Union-Buster Memorial Airport
Maybe they should have called it Union-Busting Memorial National Airport,
instead.
That would have more appropriately highlighted one of Ronald Reagan's
most notorious achievements, the decision to fire 1,800 striking air traffic
controllers early in his first term. Congress's decision to name Washington's
airport for Reagan dishonors working people across the country.
Want a sense of how bitter the memories are? Here's Randy Schwitz, executive
vice president of the National Air Traffic Controllers Association, the
successor union to the broken PATCO: "I'd rather have a hot poker in
my eye than have an airport named after him [Reagan]."
The air traffic controllers' firing was about much more than the men
and women who help guarantee air traffic safety. Although it wasn't the
era's first large-scale firing or permanent replacement of striking workers,
it certainly was the most prominent. Reagan's action sent a message to employers
that they could act against striking or organizing workers with virtual
impunity. And it sent a message to workers that they struck or sought to
organize at their own peril. (The administration backed up those messages
by appointing members to the National Labor Relations Board who had little
apparent interest in enforcing the nation's labor laws.)
A series of bitter labor conflicts over the next decade and a half would
drive that message home: Hormel, Continental Airlines, Eastern Airlines,
Caterpillar, A.E. Staley and many others. Occasionally unions were able
to resist successfully with aggressive and innovative tactics, public outreach
and unflinching solidarity-as at Pittston Coal and more recently UPS-but
these labor victories have been the exception.

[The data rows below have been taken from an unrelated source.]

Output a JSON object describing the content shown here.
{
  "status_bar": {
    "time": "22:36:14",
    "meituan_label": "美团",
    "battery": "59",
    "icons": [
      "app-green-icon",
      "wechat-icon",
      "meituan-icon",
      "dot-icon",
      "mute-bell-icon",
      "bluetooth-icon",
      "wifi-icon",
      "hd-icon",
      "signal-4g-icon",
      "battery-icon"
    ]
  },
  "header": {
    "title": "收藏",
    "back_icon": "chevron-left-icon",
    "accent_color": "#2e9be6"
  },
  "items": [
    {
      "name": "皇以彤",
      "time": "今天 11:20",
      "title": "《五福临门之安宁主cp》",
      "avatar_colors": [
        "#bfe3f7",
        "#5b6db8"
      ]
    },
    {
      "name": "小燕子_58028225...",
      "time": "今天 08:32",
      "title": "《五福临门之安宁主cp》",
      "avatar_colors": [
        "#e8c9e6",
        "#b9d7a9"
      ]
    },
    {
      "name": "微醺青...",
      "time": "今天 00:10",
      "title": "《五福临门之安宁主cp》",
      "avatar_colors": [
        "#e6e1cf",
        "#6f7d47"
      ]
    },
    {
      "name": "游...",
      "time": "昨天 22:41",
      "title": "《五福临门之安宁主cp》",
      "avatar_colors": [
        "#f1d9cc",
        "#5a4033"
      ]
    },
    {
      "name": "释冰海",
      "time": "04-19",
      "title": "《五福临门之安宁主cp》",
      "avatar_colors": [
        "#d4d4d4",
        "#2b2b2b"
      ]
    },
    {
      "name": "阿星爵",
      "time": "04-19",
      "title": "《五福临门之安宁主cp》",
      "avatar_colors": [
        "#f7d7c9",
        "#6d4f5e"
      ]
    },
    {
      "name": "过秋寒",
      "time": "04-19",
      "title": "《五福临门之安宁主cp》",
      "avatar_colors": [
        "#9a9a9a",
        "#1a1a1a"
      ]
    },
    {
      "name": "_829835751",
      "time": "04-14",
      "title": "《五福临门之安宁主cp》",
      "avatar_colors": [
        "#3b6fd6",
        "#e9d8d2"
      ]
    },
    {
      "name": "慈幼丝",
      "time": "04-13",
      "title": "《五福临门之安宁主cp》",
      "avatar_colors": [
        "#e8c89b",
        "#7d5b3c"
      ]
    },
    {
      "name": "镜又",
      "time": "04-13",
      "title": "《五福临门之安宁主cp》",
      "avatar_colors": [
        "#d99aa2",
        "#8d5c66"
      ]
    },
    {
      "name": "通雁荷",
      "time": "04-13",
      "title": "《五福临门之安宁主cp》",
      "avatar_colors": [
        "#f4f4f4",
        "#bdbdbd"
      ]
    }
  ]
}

Big business has capitalized on the new political and cultural climate
which Reagan helped create-as well as enhanced power from increased capital
mobility, foreign competition, downsizing and rapid technological change-to
wage full-scale class warfare against working people. Employers use threats
of plant relocations to bust unions; they rely on weak or non-existent unions
to permit downsizing; they capitalize on technological change to speed restructuring
and to shift production abroad. Many workers are so intimidated that they
fear unionizing or even asking for a raise.
Here is how bad things are: The most comprehensive study done on plant-closing
threats in union organizing drives found that employers threaten to close
the plant in more than half of all union-organizing drives.
The study's author, Kate Bronfenbrenner, director of labor education
research at Cornell's School of Industrial and Labor Relations, found that,
during unionizing drives, employers regularly refer to NAFTA and Mexican
maquiladoras to prove how easy it would be for them to move operations.
She reports that one company in Michigan even parked flat-bed trucks loaded
with shrink-wrapped production equipment-accompanied by signs reading "Mexico
Transfer Job"-in front of the plant for the duration of a union organizing
drive.
Plant-closing threats are regularly accompanied by a host of other ruthless
(and often illegal) anti-union measures. In union organizing drives from
1993 to 1995, Bronfenbrenner found that more than a third of employers discharged
workers for union activity, 38 percent gave bribes or special favors to
those who opposed the union and 14 percent used electronic surveillance
of union activists.
Sixty-four percent of employers in union election campaigns used more
than five anti-union tactics, ranging from holding captive audience meetings
where employer representatives lecture employees to threatening to report
workers to the Immigration and Naturalization Service.
Most astoundingly, where union organizing drives are successful, employers
do in fact close their plant, in whole or in part, 15 percent of the time.
All of this cannot, of course, be attributed to Ronald Reagan. But he
did more than his share to help bring it about. It is the shame of the U.S.
Congress that it decided to "honor" such a legacy.